It's a couple of hours past dinner and you wander into the kitchen and open the cupboards looking for a snack. You're not alone. More than half of Americans are doing the same thing — snacking on impulse or as a treat or for no particular reason at all. That doesn't bode well for our waistlines.
Does that mean snacking is bad? Not necessarily. Snacking can be a strategy to control hunger and overall calorie intake, if done smartly.
Snack because you are hungry. Not because it looks good, smells good, or that you know it tastes good. Remind yourself that the opportunity to eat that same snack will present itself another day. Call it success if you can indulge less often rather than at every opportunity.
Snack if you're routinely hungry at a certain time of day. Plan for it. Be prepared with a low-calorie snack with some redeeming qualities such as key nutrients. Try fruits and vegetables alone or in combination with a moderate portion of lean protein or healthy fat. Good options include low-fat yogurt, an ounce of cheese, hummus or a few nuts.
If you're not hungry, don't snack. Instead ask yourself why you're drawn to snacking. Here are common triggers — and ideas for dealing with them:
- Boredom? Try a new activity or tackle a few things on your to-do list.

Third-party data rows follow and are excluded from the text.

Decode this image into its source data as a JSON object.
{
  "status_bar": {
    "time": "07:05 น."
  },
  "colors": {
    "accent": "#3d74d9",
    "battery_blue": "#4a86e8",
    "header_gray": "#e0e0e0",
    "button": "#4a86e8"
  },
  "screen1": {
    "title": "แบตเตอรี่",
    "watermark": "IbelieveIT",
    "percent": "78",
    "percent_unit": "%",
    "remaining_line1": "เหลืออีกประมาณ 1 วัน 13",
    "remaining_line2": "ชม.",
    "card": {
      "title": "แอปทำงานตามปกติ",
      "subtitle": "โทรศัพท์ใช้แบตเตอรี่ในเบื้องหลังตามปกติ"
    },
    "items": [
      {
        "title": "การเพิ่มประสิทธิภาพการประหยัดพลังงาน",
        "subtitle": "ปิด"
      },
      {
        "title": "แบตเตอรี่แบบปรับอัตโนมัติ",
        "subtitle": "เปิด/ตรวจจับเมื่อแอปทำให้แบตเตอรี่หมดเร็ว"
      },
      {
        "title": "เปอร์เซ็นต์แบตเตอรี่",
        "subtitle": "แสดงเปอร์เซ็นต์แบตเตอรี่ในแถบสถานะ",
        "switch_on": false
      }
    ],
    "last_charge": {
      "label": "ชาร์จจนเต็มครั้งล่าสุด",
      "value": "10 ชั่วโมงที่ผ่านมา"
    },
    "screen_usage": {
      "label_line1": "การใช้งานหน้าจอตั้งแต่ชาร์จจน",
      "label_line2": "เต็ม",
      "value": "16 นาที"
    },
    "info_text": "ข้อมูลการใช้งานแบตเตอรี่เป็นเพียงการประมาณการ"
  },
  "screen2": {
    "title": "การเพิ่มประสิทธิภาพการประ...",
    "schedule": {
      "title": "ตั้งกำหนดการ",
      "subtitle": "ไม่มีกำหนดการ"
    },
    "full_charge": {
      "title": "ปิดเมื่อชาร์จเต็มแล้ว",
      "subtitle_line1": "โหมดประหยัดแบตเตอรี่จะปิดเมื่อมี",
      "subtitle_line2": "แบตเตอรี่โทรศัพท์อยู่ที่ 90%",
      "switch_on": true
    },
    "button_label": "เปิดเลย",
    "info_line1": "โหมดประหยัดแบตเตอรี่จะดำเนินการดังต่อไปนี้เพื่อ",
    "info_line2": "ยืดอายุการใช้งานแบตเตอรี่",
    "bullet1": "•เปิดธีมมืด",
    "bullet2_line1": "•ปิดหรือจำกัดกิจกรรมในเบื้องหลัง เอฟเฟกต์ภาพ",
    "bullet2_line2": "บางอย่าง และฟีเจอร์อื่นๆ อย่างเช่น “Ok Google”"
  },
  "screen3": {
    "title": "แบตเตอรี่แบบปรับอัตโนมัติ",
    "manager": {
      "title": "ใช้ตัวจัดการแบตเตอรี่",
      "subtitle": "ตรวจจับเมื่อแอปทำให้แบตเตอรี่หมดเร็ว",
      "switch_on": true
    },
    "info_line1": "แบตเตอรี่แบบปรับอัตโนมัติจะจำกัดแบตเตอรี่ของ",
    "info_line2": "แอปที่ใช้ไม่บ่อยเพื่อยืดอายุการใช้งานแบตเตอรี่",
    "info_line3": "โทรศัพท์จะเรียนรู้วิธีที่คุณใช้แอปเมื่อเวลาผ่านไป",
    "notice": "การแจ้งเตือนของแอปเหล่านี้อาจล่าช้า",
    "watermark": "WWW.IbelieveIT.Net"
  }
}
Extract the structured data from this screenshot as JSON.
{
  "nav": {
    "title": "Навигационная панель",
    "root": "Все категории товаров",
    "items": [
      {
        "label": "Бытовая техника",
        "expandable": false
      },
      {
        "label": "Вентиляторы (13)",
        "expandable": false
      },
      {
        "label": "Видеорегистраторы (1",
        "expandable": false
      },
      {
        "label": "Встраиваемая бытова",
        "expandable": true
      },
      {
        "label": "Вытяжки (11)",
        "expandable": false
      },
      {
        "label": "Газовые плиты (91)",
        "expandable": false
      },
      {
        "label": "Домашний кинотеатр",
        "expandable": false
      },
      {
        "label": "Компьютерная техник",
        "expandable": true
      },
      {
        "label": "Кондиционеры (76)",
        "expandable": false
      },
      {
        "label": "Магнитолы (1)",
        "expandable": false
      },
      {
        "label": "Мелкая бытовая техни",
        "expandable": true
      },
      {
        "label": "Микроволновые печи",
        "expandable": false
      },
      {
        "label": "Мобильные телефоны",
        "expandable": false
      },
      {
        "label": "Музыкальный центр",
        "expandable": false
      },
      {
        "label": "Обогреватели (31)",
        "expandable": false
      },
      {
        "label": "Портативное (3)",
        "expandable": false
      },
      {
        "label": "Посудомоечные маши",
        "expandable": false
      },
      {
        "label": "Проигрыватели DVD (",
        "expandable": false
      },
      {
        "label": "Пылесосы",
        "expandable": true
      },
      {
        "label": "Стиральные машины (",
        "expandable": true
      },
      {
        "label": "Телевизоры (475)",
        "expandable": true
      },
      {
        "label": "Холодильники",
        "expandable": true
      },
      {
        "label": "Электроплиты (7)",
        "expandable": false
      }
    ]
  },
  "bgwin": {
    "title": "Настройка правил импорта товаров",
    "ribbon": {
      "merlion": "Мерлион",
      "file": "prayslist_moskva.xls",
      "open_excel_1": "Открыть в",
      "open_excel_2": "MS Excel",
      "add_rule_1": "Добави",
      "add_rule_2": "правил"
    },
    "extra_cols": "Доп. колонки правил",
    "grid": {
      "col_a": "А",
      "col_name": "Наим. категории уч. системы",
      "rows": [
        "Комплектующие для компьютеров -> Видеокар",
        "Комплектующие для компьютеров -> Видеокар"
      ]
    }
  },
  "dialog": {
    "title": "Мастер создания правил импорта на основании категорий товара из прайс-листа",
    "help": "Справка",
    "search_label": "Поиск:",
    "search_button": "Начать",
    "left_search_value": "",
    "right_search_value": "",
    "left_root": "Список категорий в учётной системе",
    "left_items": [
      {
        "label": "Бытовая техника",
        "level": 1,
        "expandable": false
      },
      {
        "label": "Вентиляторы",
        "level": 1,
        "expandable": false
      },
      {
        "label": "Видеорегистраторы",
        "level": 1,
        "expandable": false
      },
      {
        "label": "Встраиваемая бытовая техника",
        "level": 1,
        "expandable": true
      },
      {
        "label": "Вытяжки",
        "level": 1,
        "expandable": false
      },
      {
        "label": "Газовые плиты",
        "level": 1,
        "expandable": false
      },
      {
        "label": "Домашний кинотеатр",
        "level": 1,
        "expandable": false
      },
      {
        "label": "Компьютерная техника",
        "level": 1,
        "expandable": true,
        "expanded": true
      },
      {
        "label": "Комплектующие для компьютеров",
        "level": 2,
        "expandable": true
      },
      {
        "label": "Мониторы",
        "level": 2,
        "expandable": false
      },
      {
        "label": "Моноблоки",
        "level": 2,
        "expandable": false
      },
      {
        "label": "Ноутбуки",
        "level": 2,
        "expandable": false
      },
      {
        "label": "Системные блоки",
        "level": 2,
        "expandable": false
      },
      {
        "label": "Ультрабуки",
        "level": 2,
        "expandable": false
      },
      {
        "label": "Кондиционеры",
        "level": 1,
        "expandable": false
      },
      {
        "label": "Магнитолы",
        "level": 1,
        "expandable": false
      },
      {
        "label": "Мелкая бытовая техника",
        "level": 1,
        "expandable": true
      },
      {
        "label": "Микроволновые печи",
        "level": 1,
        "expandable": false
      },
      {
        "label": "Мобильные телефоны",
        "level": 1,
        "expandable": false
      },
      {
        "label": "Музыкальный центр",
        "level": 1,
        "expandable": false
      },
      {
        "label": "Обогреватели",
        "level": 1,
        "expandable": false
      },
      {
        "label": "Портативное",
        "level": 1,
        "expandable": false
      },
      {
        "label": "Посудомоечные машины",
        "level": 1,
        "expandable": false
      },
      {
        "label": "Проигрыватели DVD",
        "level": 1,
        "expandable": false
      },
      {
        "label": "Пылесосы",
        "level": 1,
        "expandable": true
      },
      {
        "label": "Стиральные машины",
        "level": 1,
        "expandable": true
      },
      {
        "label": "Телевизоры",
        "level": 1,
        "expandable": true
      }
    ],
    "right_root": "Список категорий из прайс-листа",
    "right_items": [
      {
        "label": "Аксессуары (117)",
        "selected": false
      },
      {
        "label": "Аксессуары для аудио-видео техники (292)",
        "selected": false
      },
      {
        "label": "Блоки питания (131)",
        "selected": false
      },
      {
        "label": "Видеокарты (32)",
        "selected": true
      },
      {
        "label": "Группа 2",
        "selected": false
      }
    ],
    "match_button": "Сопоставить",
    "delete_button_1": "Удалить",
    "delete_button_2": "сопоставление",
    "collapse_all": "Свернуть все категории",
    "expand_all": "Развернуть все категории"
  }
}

- Anxious? Try some deep breathing or other stress-management techniques.
- Habit? Make a new one. Try exercising, playing a game or writing in a journal.
The next time a snack attack hits, ask yourself these questions: Are you hungry because you ate a light dinner three hours ago? Or do you and the chips have a regular date on the couch? If so, what else could fill your time before bed? Or are you just tired and need to go to bed?
Lastly, be honest with yourself. If you're going to snack despite all of the above, choose low-calorie snacks, such as raw veggies, and munch away.